Biz medeniyet şuurunun inşa ettiği pusulayız
Eylemlerle, sivil itaatsizliklerle, diyalogla vesayetin kalın surlarını yerle yeksan ettiklerinin altını çizen Öner, şöyle devam etti: “Eğitim çalışanlarının, kamu görevlilerinin kazancına kazanç, kazanımına kazanım kattık. Millete rağmen değil, milletle birlikte, millet için çalıştık, ürettik. Türkiye ve yerküre için tarihsel şuurumuzun ürettiği bir misyon hareketiyiz. Temel gerçek budur. Biz bu ülkede bilgi, birikim, entelektüel kapasitemizle nice sorunun çözülmesinde, nice engelin aşılmasında öncü rol oynadık, öncü olmaya da devam ediyoruz. Bizim derdimiz, sorunların aşılmasında birikim ve kapasitemizden faydalanılmasıdır.

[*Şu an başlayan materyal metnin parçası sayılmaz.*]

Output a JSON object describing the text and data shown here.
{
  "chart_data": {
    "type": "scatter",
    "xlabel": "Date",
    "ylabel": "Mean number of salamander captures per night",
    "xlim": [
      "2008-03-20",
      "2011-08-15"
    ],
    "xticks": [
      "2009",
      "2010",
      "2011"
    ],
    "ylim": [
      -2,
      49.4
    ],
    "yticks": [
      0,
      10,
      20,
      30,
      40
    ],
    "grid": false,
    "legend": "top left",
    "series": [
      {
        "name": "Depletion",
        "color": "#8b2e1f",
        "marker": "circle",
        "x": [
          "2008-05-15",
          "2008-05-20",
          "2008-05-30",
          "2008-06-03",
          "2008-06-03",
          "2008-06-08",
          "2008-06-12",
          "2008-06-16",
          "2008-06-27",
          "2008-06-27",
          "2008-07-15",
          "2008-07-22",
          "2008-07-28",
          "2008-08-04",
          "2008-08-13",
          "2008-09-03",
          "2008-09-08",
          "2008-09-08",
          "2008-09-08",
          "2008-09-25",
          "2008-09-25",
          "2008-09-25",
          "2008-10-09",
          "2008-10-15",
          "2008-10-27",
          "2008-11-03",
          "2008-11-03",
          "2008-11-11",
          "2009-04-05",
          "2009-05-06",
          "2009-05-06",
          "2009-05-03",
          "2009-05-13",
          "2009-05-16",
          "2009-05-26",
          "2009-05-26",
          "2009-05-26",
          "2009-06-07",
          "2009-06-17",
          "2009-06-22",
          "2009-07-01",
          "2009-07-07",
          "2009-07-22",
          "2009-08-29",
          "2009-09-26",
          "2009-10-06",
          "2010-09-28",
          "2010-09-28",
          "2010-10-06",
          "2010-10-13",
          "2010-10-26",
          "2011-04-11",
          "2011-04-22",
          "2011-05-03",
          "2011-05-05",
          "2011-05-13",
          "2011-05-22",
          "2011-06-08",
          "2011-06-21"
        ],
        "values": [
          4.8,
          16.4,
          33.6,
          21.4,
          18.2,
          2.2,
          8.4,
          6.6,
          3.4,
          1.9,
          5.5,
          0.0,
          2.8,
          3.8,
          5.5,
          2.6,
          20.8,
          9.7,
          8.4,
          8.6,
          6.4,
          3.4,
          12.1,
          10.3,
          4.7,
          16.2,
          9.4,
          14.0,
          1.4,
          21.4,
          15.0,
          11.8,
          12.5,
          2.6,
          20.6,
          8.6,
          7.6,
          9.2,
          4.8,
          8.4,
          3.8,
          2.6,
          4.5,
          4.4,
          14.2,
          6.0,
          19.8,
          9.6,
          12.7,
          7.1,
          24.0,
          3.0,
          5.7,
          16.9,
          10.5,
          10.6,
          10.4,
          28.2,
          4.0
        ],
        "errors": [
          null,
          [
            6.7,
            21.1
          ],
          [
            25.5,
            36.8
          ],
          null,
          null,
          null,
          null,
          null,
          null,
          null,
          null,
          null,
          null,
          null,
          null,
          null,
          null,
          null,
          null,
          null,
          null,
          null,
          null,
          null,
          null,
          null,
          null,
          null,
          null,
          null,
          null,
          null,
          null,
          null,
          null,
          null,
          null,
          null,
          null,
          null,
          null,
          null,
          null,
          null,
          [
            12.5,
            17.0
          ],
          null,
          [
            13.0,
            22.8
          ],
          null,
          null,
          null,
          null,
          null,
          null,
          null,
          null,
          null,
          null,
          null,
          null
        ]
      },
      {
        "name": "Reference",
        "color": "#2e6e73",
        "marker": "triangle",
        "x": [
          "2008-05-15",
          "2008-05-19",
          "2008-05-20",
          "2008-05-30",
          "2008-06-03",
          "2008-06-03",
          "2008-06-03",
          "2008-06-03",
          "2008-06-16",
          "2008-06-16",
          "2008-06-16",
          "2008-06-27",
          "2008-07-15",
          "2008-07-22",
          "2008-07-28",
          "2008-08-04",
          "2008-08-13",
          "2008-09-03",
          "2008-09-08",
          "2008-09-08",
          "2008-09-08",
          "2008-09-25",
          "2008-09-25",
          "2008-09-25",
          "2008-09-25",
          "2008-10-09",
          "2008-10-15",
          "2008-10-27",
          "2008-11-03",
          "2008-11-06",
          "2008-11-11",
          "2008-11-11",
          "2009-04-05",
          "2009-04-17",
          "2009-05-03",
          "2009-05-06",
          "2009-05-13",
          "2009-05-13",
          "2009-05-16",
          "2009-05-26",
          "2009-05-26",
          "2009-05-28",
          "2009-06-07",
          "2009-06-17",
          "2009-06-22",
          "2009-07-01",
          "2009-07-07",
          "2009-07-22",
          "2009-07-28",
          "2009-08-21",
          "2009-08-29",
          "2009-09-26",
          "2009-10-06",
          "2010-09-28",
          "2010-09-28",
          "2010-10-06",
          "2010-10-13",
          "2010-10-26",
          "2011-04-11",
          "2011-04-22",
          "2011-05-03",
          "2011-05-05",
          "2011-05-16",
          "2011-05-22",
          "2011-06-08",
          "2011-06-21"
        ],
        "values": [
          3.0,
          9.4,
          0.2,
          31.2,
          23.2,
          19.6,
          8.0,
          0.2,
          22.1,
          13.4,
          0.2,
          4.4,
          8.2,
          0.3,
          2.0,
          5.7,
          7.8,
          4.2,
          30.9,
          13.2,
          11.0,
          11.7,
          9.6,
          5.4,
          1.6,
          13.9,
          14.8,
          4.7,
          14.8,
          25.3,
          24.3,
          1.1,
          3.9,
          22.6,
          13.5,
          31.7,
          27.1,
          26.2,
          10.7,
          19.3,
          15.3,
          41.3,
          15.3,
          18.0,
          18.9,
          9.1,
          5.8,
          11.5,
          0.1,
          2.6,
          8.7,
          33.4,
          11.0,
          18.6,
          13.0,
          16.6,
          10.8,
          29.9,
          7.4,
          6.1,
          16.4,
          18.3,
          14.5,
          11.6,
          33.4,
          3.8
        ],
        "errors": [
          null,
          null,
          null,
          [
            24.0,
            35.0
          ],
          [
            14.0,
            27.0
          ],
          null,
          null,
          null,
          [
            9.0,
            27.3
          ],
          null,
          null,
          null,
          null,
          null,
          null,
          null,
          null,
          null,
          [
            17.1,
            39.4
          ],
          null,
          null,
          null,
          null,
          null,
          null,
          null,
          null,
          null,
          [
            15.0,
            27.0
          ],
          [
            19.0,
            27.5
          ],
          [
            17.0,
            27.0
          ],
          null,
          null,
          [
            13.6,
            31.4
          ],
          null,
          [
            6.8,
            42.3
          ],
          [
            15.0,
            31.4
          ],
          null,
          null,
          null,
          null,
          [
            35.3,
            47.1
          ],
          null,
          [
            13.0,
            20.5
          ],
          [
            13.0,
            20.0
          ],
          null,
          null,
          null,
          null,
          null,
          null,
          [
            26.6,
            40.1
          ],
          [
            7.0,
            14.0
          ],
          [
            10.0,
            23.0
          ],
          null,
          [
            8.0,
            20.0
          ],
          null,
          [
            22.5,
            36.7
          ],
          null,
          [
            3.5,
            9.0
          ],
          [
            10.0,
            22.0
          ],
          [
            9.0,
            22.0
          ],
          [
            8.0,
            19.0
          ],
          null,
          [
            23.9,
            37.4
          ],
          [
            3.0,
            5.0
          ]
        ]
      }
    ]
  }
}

Biz
istiyoruz ki ülkemiz daha fazla zaman ve enerji kaybetmesin, insan kaynaklarını israf etmesin. Değerlerine sahip çıkıp, milletin kapasitesinden istifade etsin. Çünkü biz medeniyetin, şuurun inşa ettiği pusulayız. Bu pusulanın yönü sadece hakkı, hakikati, adaleti, gayreti gösteriyor.”
Kurum yöneticiliği ikincil görev olmamalıdır
Eğitim kurumu yöneticilerinin hizmetlerine rağbet edilmesi gereken yerde onların töhmet altında bırakılmasını kabul etmediklerini vurgulayan Öner, ” Okulların temizlik, güvenlik, kırtasiye, bakım-onarım, hizmetli gibi en temel ihtiyaçlarını karşılayacak, eğitimcileri velilerle karşı karşıya gelmekten kurtaracak, yöneticilerin okulun esas işlerine yoğunlaşmalarına imkân sağlayacak okul bütçesi uygulamasına bir an önce geçilmesi gerekmektedir. Kurum yöneticiliğinin ikincil görev kapsamından çıkarılması, münhasır kadro verme fikrinin bir an önce hayata geçirilmesi gerekmektedir. Yöneticilere, okullara bağış toplamamaları için baskı uygulayan idare, zorunlu harcamalar için kaynak üretmekten kaçınmaktadır. Ucu parasız okul-paralı okul ayrımına varan bu durum en başta eğitim-öğretime zarar veriyor. Okullarımız; okul-veli iş birliğini zedeleyen, yönetici/öğretmen ile velileri karşı karşıya getiren, yöneticileri mağdur eden, adaletsiz uygulamalara ve mağduriyetlere fırsat veren bütçesizlik sorunundan kurtarılmalıdır” şeklinde konuştu.